The Zodiac Room consists of fourteen lunettes representing twelve signs of the zodiac, since architect Portaluppi, in 1922, enlarged the room by knocking down the oblique windowed wall, gaining space to decorate it with two more lunettes, inside which inscriptions can be distinguished: the first is the motto 'Faire sans dire' and the other by the letters 'H and J' indicating the initials of Hector (Ettore Conti) and Joanna (Giannina Casati, his wife). The Zodiac Room is testimony to architect Portaluppi's skill in mixing what is authentic as it is truly ancient, and what is not. It can be seen that the wall to the west is heavily worked with frequent retouches, while the walls to the east, restored by the architect and Conti in 1922, are authentic.

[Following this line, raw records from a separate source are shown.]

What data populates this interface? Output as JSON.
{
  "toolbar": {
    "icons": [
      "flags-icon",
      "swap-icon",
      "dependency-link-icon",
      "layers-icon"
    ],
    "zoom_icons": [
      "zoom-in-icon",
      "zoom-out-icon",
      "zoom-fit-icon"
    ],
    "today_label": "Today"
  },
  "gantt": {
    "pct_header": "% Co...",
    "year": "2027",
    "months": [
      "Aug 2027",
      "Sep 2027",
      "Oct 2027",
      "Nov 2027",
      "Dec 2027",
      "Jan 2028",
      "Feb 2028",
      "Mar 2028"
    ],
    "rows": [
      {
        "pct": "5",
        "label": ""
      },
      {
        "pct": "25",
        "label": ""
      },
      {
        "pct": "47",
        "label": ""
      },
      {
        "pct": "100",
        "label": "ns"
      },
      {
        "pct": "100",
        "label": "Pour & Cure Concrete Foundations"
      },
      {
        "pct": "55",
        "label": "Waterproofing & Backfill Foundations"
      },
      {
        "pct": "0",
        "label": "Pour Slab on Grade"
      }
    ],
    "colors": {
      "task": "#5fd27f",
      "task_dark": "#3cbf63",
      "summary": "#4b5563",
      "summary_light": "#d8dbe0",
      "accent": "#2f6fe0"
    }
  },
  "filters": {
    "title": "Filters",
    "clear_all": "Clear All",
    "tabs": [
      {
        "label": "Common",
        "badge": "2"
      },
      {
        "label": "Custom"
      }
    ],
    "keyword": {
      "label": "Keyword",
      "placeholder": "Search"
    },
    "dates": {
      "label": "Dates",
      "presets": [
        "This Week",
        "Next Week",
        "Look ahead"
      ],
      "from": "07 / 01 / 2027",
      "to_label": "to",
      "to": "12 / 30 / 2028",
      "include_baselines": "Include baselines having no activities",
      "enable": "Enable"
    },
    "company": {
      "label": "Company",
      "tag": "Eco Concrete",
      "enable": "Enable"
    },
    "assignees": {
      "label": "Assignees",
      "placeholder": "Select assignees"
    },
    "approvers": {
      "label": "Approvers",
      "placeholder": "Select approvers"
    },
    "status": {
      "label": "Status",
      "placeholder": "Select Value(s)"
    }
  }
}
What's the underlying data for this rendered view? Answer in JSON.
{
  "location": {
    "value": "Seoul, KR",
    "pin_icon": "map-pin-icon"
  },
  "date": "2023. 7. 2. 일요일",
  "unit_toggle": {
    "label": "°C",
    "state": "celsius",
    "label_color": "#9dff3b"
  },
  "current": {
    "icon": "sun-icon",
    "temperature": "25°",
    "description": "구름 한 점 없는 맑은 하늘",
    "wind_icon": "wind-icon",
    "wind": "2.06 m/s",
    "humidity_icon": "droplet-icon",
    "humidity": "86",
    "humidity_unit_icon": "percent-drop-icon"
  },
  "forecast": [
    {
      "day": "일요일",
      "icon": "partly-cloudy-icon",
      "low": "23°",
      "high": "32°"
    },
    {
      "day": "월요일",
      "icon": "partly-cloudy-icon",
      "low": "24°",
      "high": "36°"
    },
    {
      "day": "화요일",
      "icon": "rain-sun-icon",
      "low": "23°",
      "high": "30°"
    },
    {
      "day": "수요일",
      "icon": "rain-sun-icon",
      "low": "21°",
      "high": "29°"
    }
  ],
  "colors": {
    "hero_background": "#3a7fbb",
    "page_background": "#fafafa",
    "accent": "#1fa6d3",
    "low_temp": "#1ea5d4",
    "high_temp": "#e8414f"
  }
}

=== Ettore Conti's study ===
After the Sala dello Zodiaco one proceeds to the study of Ettore Conti, a great entrepreneur of the Italian electrical industry who entered the residence in the early 20th century. In the room, which directly overlooks the garden of Leonardo's vineyard, there is a fireplace surrounded by inlaid wooden walls, where the coats of arms and insignia resulting from the alliance of the marriage between Christina of Denmark and Francesco Sforza can be distinguished. The figures, on the wall above the fireplace, represent: the three Crowns Sweden, the eagle and the «bison» the Visconti and the Sforza (but the former also the Empire), the golden lion Norway and the golden dragon the King of Vendi. The walls covered in 18th-century wood panelling contain the volumes of a sizeable library.